“Come, young people! how long are you going to keep me waiting? Breakfast is cooling fast!”
“I beg your pardon, Auntie! I did not notice that it had been brought in,” apologized Mabel, drawing back, that Frederic might lift the loaded salver carefully to its place upon the board.
As they were closing about this, they were joined by Messrs. Barksdale and Branch, Miss Tabb delaying her appearance until the repast was nearly over, and meeting the raillery of the party upon her late rising with the sweet, soft smile her cousin-betrothed admired as the indication of unadulterated amiability. The breakfast-hour, always pleasant, was to-day particularly merry. Rosa led off in the laughing debates, the play of repartee, friendly jest, and anecdote that incited all to mirth and speech and tempted them to linger around the table long after the business of the meal was concluded.

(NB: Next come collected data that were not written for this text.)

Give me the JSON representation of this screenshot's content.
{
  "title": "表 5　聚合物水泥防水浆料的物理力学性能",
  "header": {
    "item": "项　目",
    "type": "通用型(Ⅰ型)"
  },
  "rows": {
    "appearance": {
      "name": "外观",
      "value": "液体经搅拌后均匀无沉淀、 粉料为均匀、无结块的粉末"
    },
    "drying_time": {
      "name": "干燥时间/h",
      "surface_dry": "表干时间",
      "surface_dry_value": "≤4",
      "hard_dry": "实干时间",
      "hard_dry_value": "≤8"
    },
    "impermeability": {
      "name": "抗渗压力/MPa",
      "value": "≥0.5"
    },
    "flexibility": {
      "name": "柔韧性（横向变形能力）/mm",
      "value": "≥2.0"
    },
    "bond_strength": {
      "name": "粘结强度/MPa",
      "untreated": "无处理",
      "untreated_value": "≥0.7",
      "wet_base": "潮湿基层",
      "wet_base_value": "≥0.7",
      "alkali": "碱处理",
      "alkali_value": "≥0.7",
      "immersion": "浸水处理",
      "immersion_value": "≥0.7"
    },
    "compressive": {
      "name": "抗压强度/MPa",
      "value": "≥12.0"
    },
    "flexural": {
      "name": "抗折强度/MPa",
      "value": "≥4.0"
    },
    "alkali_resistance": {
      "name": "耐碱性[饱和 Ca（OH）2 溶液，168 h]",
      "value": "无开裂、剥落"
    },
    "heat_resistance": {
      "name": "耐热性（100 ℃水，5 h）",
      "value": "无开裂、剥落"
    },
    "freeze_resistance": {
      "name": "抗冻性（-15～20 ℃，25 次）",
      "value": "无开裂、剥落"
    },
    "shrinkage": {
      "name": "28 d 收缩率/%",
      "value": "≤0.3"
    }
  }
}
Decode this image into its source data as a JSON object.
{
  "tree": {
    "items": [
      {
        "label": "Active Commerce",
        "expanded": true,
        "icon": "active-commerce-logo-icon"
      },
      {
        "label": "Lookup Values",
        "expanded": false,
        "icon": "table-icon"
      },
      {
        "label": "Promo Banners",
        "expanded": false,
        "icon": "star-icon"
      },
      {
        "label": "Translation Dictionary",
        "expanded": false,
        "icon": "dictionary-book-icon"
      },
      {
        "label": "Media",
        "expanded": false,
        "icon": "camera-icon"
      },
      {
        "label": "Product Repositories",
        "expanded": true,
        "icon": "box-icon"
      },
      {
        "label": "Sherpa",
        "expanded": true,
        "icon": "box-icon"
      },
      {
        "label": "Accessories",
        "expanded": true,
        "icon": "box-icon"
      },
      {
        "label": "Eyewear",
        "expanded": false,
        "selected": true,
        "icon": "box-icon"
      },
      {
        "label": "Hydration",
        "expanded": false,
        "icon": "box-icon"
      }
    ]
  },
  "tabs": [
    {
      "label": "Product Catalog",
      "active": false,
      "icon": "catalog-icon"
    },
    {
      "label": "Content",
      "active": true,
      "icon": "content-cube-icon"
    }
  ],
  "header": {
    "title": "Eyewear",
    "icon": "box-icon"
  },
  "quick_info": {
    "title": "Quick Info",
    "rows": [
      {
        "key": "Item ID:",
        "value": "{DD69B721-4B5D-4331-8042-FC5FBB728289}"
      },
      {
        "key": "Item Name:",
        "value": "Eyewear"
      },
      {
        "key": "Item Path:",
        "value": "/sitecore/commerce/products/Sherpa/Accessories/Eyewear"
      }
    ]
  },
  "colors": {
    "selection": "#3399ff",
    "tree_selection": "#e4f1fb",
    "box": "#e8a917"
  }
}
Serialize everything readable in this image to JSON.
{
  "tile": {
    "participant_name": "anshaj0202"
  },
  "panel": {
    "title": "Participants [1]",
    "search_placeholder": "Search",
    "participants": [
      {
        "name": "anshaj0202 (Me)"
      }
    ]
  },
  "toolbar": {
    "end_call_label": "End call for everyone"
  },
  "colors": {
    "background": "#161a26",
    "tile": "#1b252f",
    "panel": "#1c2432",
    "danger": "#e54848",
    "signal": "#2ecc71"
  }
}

“This is the perfection of country life!” said Frederic Chilton, when, at last, there was a movement to end the sitting. “But it spoils one fearfully for the everyday practicalities of the city—a Northern city, especially.”
“Better stay where you are, then, instead of deserting our ranks to-morrow,” suggested Rosa, gliding by his side out upon the long portico at the end of the house. “What does your nature crave that Ridgeley cannot supply?”
“Work, and a career!”
“You still feel the need of these?” significantly.
“Otherwise I were no man!”
“You are right!”
Her disdainful eyes wandered to the farther end of the portico, where Alfred Branch, in his natty suit of white grasscloth, plucked at his ebon whiskers with untanned fingers, and talked society nothings with the ever-complaisant Imogene.